The COMPAS business panel backs John Manley’s open letter to Ontario Minister of Finance on government spending by a huge margin. A near consensus emerges that provincial debtor governments are in serious situations, if not in a crisis, as result of high, rising debt loads. Business leaders and CEOs on the panel perceive the likelihood of future increases in interest rates and the prospect of demographic-driven health cost increases as important risks worsening the situation of provincial debtor governments.

By a 5:1 margin, panelists agree that the fact that Ontario’s debt is larger than California’s is a reason cut the province’s debt load. But they are even more convinced—by a margin of 17:1--that Ontario should take action because Canada’s aging population will accelerate the pressure on health budgets while weakening productivity growth and hence government revenue possibilities.

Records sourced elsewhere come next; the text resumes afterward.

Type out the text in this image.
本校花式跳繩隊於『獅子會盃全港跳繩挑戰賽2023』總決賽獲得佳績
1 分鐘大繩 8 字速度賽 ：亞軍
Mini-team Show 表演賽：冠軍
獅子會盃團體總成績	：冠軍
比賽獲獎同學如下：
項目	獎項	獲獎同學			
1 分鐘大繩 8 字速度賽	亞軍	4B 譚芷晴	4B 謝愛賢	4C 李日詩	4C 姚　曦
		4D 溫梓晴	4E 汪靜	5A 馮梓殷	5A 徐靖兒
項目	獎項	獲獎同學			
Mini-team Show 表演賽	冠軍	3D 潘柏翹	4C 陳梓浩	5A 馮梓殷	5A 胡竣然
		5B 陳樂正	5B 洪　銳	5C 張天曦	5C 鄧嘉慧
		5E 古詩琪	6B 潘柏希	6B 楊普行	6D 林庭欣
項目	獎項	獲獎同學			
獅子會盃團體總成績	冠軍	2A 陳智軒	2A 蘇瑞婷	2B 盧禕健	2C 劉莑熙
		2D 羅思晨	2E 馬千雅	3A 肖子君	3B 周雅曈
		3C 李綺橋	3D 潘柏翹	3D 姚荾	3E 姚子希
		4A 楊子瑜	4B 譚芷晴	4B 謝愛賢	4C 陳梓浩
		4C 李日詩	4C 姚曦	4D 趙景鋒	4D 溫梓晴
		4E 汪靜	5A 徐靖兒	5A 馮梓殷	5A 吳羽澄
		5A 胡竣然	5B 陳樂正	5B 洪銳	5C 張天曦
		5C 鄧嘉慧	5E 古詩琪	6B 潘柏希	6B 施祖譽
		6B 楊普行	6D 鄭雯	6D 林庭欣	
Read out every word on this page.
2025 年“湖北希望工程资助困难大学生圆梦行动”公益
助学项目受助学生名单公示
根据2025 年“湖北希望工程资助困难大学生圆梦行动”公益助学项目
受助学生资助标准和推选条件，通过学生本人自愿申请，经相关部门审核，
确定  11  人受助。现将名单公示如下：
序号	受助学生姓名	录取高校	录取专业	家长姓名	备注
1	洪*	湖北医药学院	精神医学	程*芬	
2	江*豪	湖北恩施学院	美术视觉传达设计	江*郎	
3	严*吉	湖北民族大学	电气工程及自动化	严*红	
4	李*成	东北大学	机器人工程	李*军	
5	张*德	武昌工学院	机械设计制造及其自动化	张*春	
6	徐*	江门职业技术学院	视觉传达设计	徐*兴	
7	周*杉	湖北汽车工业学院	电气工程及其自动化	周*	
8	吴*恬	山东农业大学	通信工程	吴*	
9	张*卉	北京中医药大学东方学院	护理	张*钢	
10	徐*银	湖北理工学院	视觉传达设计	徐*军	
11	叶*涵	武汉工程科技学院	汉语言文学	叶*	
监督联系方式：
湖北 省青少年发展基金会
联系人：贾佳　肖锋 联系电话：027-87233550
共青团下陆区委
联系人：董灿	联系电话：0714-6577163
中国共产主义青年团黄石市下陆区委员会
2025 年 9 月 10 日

Only 17% view the situation of debtor provinces as a “crisis” but 97% believe that the situation must be addressed with at least some degree of seriousness. According to at least one panelist, debt is a moving target. “Now the problem is merely serious - wait for six months and do nothing - then it will be a crisis.” According to another, we are “mov[ing] inevitably in the direction of a concrete wall.” “Sooner or later,” says a third, “the chicken [will] come home to roost.”

These are the key findings from this past week’s Internet survey of CEOs and business leaders on the COMPAS panel. The weekly business survey is undertaken for Canadian Business magazine.